Gisteren hebben wij de Wet Zorg en dwang in eerste termijn behandeld. Toen is het zijdelings ook hierover gegaan. De staatssecretaris heeft toen de uitspraak gedaan dat hij het verstandig vond om een wet terug te trekken waarvoor geen meerderheid was. Ik wil in de brief graag zien hoe hij zich deze zomer heeft vergewist van die meerderheid. Dat kan met strandwandelingen zijn geweest of met telefoontjes, maar ik ben niet benaderd. Ik wil ook graag weten of hij kan uitleggen waarom er op 3 juni of 6 juni — houd mij dat even ten goede — een brief kwam van het ministerie waarin stond dat deze wet vóór de zomer moest worden behandeld, terwijl de wet vervolgens de vrijdag voordat het reces afliep werd ingetrokken. Het lijkt mij toch dat de Kamer daarover fatsoenlijk wordt geïnformeerd en niet even mondeling tijdens een debat. Ik zeg eigenlijk dat de brief er zo snel mogelijk moet zijn.
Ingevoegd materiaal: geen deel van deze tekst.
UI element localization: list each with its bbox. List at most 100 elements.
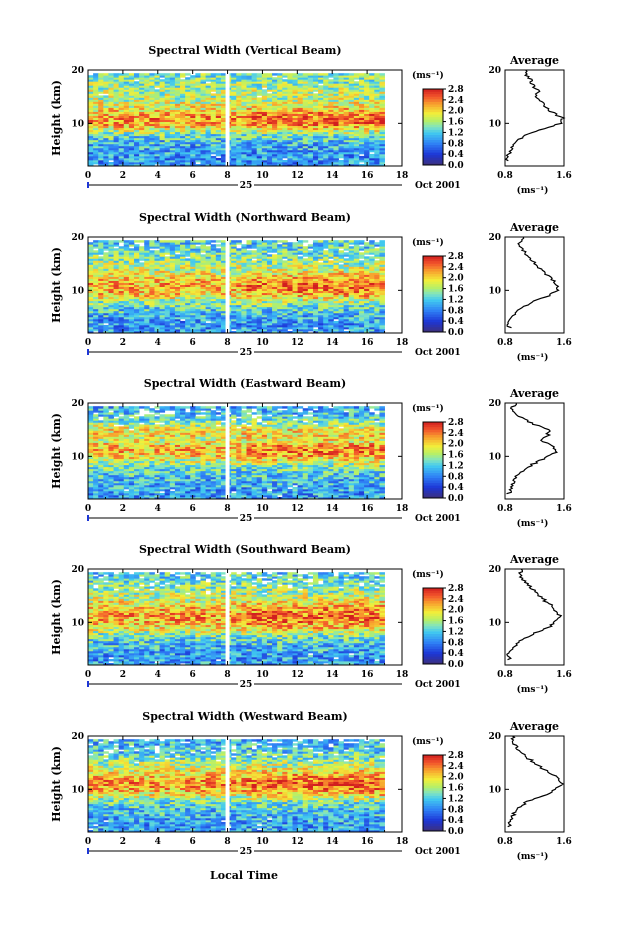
heatmap-cell (195, 310, 201, 314)
heatmap-cell (159, 123, 166, 127)
heatmap-cell (180, 137, 186, 141)
heatmap-cell (134, 101, 140, 104)
heatmap-cell (318, 117, 324, 120)
heatmap-cell (246, 73, 253, 76)
heatmap-cell (328, 107, 334, 110)
heatmap-cell (180, 125, 186, 129)
heatmap-cell (159, 282, 166, 285)
heatmap-cell (231, 87, 237, 90)
heatmap-cell (180, 294, 186, 298)
heatmap-cell (236, 153, 242, 157)
heatmap-cell (287, 73, 293, 76)
heatmap-cell (374, 129, 380, 133)
heatmap-cell (149, 77, 155, 80)
heatmap-cell (139, 264, 145, 267)
heatmap-cell (369, 123, 375, 127)
heatmap-cell (128, 254, 135, 257)
colorbar-swatch (423, 129, 443, 133)
heatmap-cell (333, 123, 339, 127)
heatmap-cell (369, 159, 375, 163)
heatmap-cell (190, 304, 196, 308)
heatmap-cell (88, 296, 94, 300)
heatmap-cell (180, 87, 186, 90)
heatmap-cell (379, 143, 385, 147)
heatmap-cell (174, 296, 181, 300)
heatmap-cell (369, 111, 375, 114)
heatmap-cell (164, 125, 171, 129)
heatmap-cell (185, 99, 191, 102)
heatmap-cell (113, 83, 120, 86)
heatmap-cell (272, 133, 278, 137)
heatmap-cell (113, 133, 120, 137)
heatmap-cell (93, 244, 99, 247)
heatmap-cell (210, 101, 217, 104)
heatmap-cell (328, 87, 334, 90)
heatmap-cell (261, 153, 268, 157)
heatmap-cell (185, 258, 191, 261)
heatmap-cell (241, 304, 247, 308)
heatmap-cell (159, 137, 166, 141)
heatmap-cell (333, 139, 339, 143)
heatmap-cell (144, 324, 150, 328)
heatmap-cell (272, 153, 278, 157)
heatmap-cell (195, 155, 201, 159)
heatmap-cell (246, 314, 253, 318)
heatmap-cell (220, 262, 227, 265)
heatmap-cell (200, 288, 206, 292)
heatmap-cell (353, 125, 360, 129)
heatmap-cell (128, 296, 135, 300)
heatmap-cell (169, 310, 176, 314)
heatmap-cell (93, 91, 99, 94)
heatmap-cell (287, 121, 293, 125)
heatmap-cell (282, 109, 288, 112)
heatmap-cell (195, 113, 201, 116)
heatmap-cell (364, 121, 370, 125)
heatmap-cell (139, 125, 145, 129)
heatmap-cell (180, 300, 186, 304)
heatmap-cell (236, 107, 242, 110)
heatmap-cell (379, 147, 385, 151)
heatmap-cell (134, 262, 140, 265)
heatmap-cell (185, 316, 191, 320)
heatmap-cell (292, 242, 299, 245)
heatmap-cell (297, 91, 304, 94)
heatmap-cell (328, 133, 334, 137)
colorbar-swatch (423, 104, 443, 108)
heatmap-cell (215, 278, 222, 281)
heatmap-cell (149, 89, 155, 92)
heatmap-cell (241, 294, 247, 298)
heatmap-cell (272, 89, 278, 92)
heatmap-cell (88, 89, 94, 92)
heatmap-cell (108, 125, 114, 129)
heatmap-cell (164, 149, 171, 153)
heatmap-cell (353, 151, 360, 155)
heatmap-cell (205, 137, 212, 141)
heatmap-cell (93, 256, 99, 259)
heatmap-cell (103, 137, 109, 141)
heatmap-cell (180, 113, 186, 116)
heatmap-cell (364, 151, 370, 155)
heatmap-cell (108, 121, 114, 125)
heatmap-cell (93, 290, 99, 294)
heatmap-cell (215, 77, 222, 80)
colorbar-tick-label: 1.2 (448, 128, 464, 138)
heatmap-cell (241, 280, 247, 283)
heatmap-cell (88, 81, 94, 84)
heatmap-cell (113, 99, 120, 102)
heatmap-cell (103, 276, 109, 279)
heatmap-cell (205, 151, 212, 155)
colorbar-swatch (423, 134, 443, 138)
heatmap-cell (108, 268, 114, 271)
heatmap-cell (251, 111, 258, 114)
heatmap-cell (323, 135, 329, 139)
heatmap-cell (93, 306, 99, 310)
heatmap-cell (205, 290, 212, 294)
heatmap-cell (236, 121, 242, 125)
heatmap-cell (118, 111, 125, 114)
heatmap-cell (93, 272, 99, 275)
heatmap-cell (169, 123, 176, 127)
heatmap-cell (154, 262, 160, 265)
heatmap-cell (205, 123, 212, 127)
heatmap-cell (108, 328, 114, 332)
heatmap-cell (139, 151, 145, 155)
Of het intrekken nu bij de Koning ligt of niet, de redenen kunnen toch worden gedeeld met het parlement?

De voorzitter:

Ik zal het stenogram van dit gedeelte van dit gedeelte van de vergadering doorgeleiden naar het kabinet, inclusief de opmerkingen van mevrouw Leijten, waarmee er een einde gekomen is aan de regeling van werkzaamheden.

De vergadering wordt enkele ogenblikken geschorst.